Scout n’aime pas aller à l’école. Ses visites et ses jeux avec Dill les mènent vers la maison Boo Radley. Le voisin taciturne est la victime de rumeurs. Chacun a son avis sur lui. La rencontre avec ce personnage modifie la vie de notre héroïne. Les routes se divisent, entraînent dans des chemins. Pour notre plus grand bonheur. Le genre de changement qui vous pousse à réfléchir. Atticus, père, avocat intègre, se retrouve charger de défendre une personne de couleur accusé de viol sur une blanche. Une bataille s’ensuit. Faire face aux regards des autres, garder la tête haute, défendre sa famille, garder sa dignité. Tout le panel des personnages marquent, gagnent des points et touchent en plein coeur. Harper Lee cache derrière sa petite héroïne, des thèmes parfois violents, cruels, durs comme la ségrégation, les préjugés, les idées préconçues… Seulement ils sont présentés par le biais de cette merveilleuse héroïne, cet enfant attachante au possible. Doucement, elle nous montre avec les notes magiques des années tendres les différences qui n’en sont pas quand on a 8 ans. Peu importe la peau, les origines, un ami est un ami.
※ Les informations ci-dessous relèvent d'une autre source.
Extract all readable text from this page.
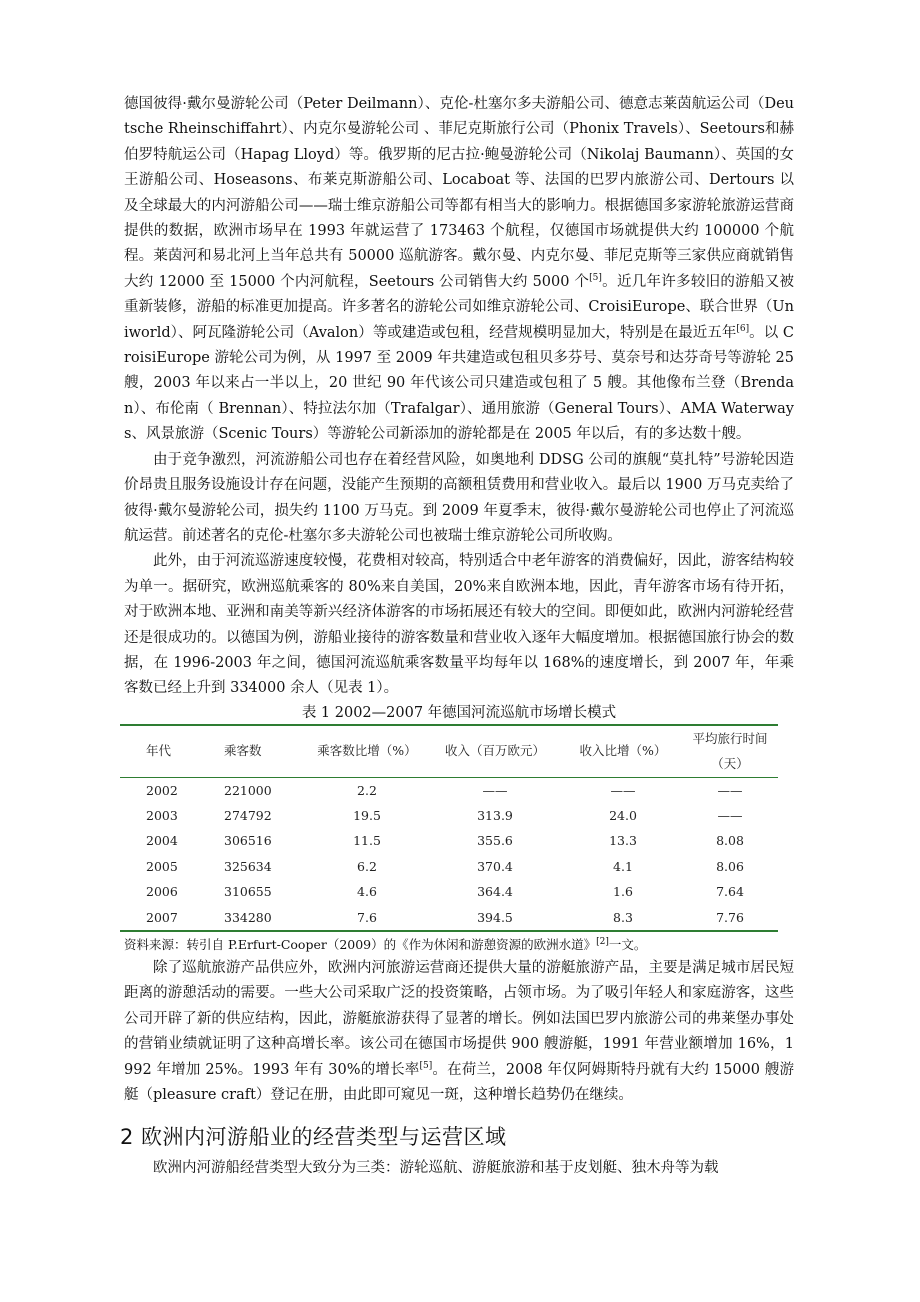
德国彼得·戴尔曼游轮公司（Peter Deilmann）、克伦-杜塞尔多夫游船公司、德意志莱茵航运公司（Deutsche Rheinschiffahrt）、内克尔曼游轮公司 、菲尼克斯旅行公司（Phonix Travels）、Seetours和赫伯罗特航运公司（Hapag Lloyd）等。俄罗斯的尼古拉·鲍曼游轮公司（Nikolaj Baumann）、英国的女王游船公司、Hoseasons、布莱克斯游船公司、Locaboat 等、法国的巴罗内旅游公司、Dertours 以及全球最大的内河游船公司——瑞士维京游船公司等都有相当大的影响力。根据德国多家游轮旅游运营商提供的数据，欧洲市场早在 1993 年就运营了 173463 个航程，仅德国市场就提供大约 100000 个航程。莱茵河和易北河上当年总共有 50000 巡航游客。戴尔曼、内克尔曼、菲尼克斯等三家供应商就销售大约 12000 至 15000 个内河航程，Seetours 公司销售大约 5000 个[5]。近几年许多较旧的游船又被重新装修，游船的标准更加提高。许多著名的游轮公司如维京游轮公司、CroisiEurope、联合世界（Uniworld）、阿瓦隆游轮公司（Avalon）等或建造或包租，经营规模明显加大，特别是在最近五年[6]。以 CroisiEurope 游轮公司为例，从 1997 至 2009 年共建造或包租贝多芬号、莫奈号和达芬奇号等游轮 25 艘，2003 年以来占一半以上，20 世纪 90 年代该公司只建造或包租了 5 艘。其他像布兰登（Brendan）、布伦南（ Brennan）、特拉法尔加（Trafalgar）、通用旅游（General Tours）、AMA Waterways、风景旅游（Scenic Tours）等游轮公司新添加的游轮都是在 2005 年以后，有的多达数十艘。

由于竞争激烈，河流游船公司也存在着经营风险，如奥地利 DDSG 公司的旗舰“莫扎特”号游轮因造价昂贵且服务设施设计存在问题，没能产生预期的高额租赁费用和营业收入。最后以 1900 万马克卖给了彼得·戴尔曼游轮公司，损失约 1100 万马克。到 2009 年夏季末，彼得·戴尔曼游轮公司也停止了河流巡航运营。前述著名的克伦-杜塞尔多夫游轮公司也被瑞士维京游轮公司所收购。

此外，由于河流巡游速度较慢，花费相对较高，特别适合中老年游客的消费偏好，因此，游客结构较为单一。据研究，欧洲巡航乘客的 80%来自美国，20%来自欧洲本地，因此，青年游客市场有待开拓，对于欧洲本地、亚洲和南美等新兴经济体游客的市场拓展还有较大的空间。即便如此，欧洲内河游轮经营还是很成功的。以德国为例，游船业接待的游客数量和营业收入逐年大幅度增加。根据德国旅行协会的数据，在 1996-2003 年之间，德国河流巡航乘客数量平均每年以 168%的速度增长，到 2007 年，年乘客数已经上升到 334000 余人（见表 1）。

表 1 2002—2007 年德国河流巡航市场增长模式
年代	乘客数	乘客数比增（%）	收入（百万欧元）	收入比增（%）	平均旅行时间（天）
2002	221000	2.2	——	——	——
2003	274792	19.5	313.9	24.0	——
2004	306516	11.5	355.6	13.3	8.08
2005	325634	6.2	370.4	4.1	8.06
2006	310655	4.6	364.4	1.6	7.64
2007	334280	7.6	394.5	8.3	7.76

资料来源：转引自 P.Erfurt-Cooper（2009）的《作为休闲和游憩资源的欧洲水道》[2]一文。

除了巡航旅游产品供应外，欧洲内河旅游运营商还提供大量的游艇旅游产品，主要是满足城市居民短距离的游憩活动的需要。一些大公司采取广泛的投资策略，占领市场。为了吸引年轻人和家庭游客，这些公司开辟了新的供应结构，因此，游艇旅游获得了显著的增长。例如法国巴罗内旅游公司的弗莱堡办事处的营销业绩就证明了这种高增长率。该公司在德国市场提供 900 艘游艇，1991 年营业额增加 16%，1992 年增加 25%。1993 年有 30%的增长率[5]。在荷兰，2008 年仅阿姆斯特丹就有大约 15000 艘游艇（pleasure craft）登记在册，由此即可窥见一斑，这种增长趋势仍在继续。

2 欧洲内河游船业的经营类型与运营区域

欧洲内河游船经营类型大致分为三类：游轮巡航、游艇旅游和基于皮划艇、独木舟等为载
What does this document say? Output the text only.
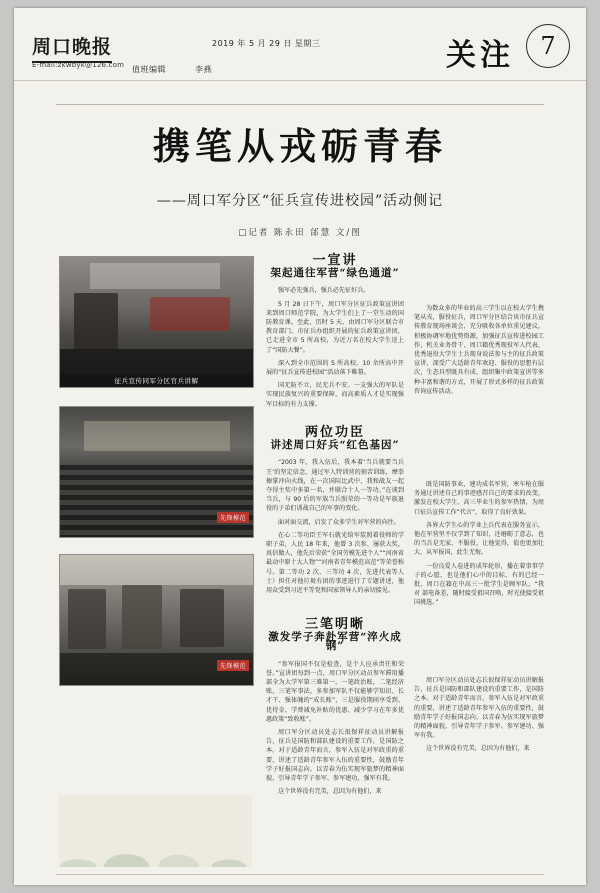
周口晚报
E-mail:zkwbyk@126.com
2019 年 5 月 29 日 星期三
值班编辑	李燕	关注	7
携笔从戎砺青春
——周口军分区“征兵宣传进校园”活动侧记
□记者 陈永田 邰慧 文/图
征兵宣传同军分区官兵讲解
先锋模范
先锋模范
一宣讲
架起通往军营“绿色通道”

强军必先强兵，强兵必先征好兵。

5 月 28 日下午，周口军分区征兵政策宣讲团来到周口师范学院，为大学生们上了一堂生动的国防教育课。至此，历时 5 天，由周口军分区联合市教育部门、市征兵办组织开展的征兵政策宣讲团，已走进全市 5 所高校，为近万名在校大学生送上了“国防大餐”。

深入到全市范围的 5 所高校、10 余所高中开展的“征兵宣传进校园”活动落下帷幕。

国无防不立，民无兵不安。一支强大的军队是实现民族复兴的重要保障，而高素质人才是实现强军目标的有力支撑。

两位功臣
讲述周口好兵“红色基因”

“2003 年，我入伍后，我本着‘当兵就要当兵王’的坚定信念，通过军人特训营的刻苦训练，摩拳擦掌冲向火线，在一次国际比武中，我和战友一起夺得主奖中多第一名，并联合十人一等功。”在谈到当兵，与 90 后的军族当兵照荣的一等功是军族退役的子弟们训战自己的军事的变化。

面对面交流，启发了众多学生对军营的向往。

在心二等功臣王军石就光给军装照着役师的学职子弟，人民 18 年来，他曾 3 次参、屡获大奖，真信做人，他先后荣获“全国劳模先进个人”“河南省最动中原十大人物”“河南省青年模范高范”等荣誉称号。第二等功 2 次、三等功 4 次，先进代表等人士）担任对他垃圾有团的事迹进行了专题讲述，他用众受到习近平等党和国家领导人的亲切接见。

三笔明晰
激发学子奔赴军营“淬火成钢”

“参军报国不仅是检查，是个人应承责任和荣誉。”宣讲团每到一点，周口军分区动员参军滞用播部全为大学军第三难第一，一笔政治账，二笔经济账，三笔军事法，多参加军队不仅能够学知识、长才干、强体魄的“成长账”，三是服役期间享受到、优待金、学费减免补贴的优惠、减少学习在年多优惠政策“致收账”。

周口军分区动员处志长很保祥征动员讲解报告，征兵是国防和部队建设的重要工作，是国防之本。对于适龄青年而言，参军入伍是对军政重的重要，讲述了适龄青年参军入伍的重要性，鼓励青年学子好报国志向、以青春为伍实现军旅梦的精神面貌，引导青年学子参军、参军建功、强军有我。

这个世界没有完美，总因为有他们，来

为数众多的毕业的高三学生以在校大学生携笔从戎，服役征兵，周口军分区结合该市征兵宣传教育现场座谈会，充分吸收各单位重见建议，积极协调军地优势资源，加强征兵宣传进校园工作，机关业务骨干、周口籍优秀现役军人代表、优秀退役大学生士兵现身说法参与主的征兵政策宣讲，深受广大适龄青年欢迎、服役的思想有层次，生态具型既具有成、组织集中政策宣讲等多种丰富和谐的方式，开展了形式多样的征兵政策咨询宣传活动。

既是国防事业，建功成名军营，寒车枪在服务通过讲述自己的事迹感召自己的要求的改变，激发在校大学生、高三毕业生的参军热情，为周口征兵宣传工作“代言”，取得了良好效果。

各界大学生心的学业上兵代表在服务宣示，他在军营里不仅学到了知识，还磨砺了意志，也的当兵是无家，不服役，让他觉得，值也更加壮大，从军报国，此生无悔。

一份良爱人卷进的成年轮形，播在着事事学子的心愿，也是他们心中的目标，有的已经一批，周口在籍在中高三一批学生是顾军队，“我对 部电备差，随时接受祖国召唤，时光使接受祖国挑选。”

周口军分区动员处志长很保祥征动员讲解报告，征兵是国防和部队建设的重要工作，是国防之本。对于适龄青年而言，参军入伍是对军政重的重要，讲述了适龄青年参军入伍的重要性，鼓励青年学子好报国志向、以青春为伍实现军旅梦的精神面貌，引导青年学子参军、参军建功、强军有我。

这个世界没有完美，总因为有他们，来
Au final, Ne Tirez pas sur l’oiseau moqueur cache derrière son humour un fond plus brute. Un roman remplit d’espoir, de cette innocence magique, de ce regard d’enfant où tout est possible, loin de l’univers des adultes. A dévorer sans hésiter.

Je remercie les éditions Grasset et NetGalley pour la découverte.

Ma note :
8,5/10

Informations :
Broché: 480 pages
Editeur : Grasset
Date de parution: 7 octobre 2015
Collection : Littérature Etrangère
Prix: 22,90 euros en version papier.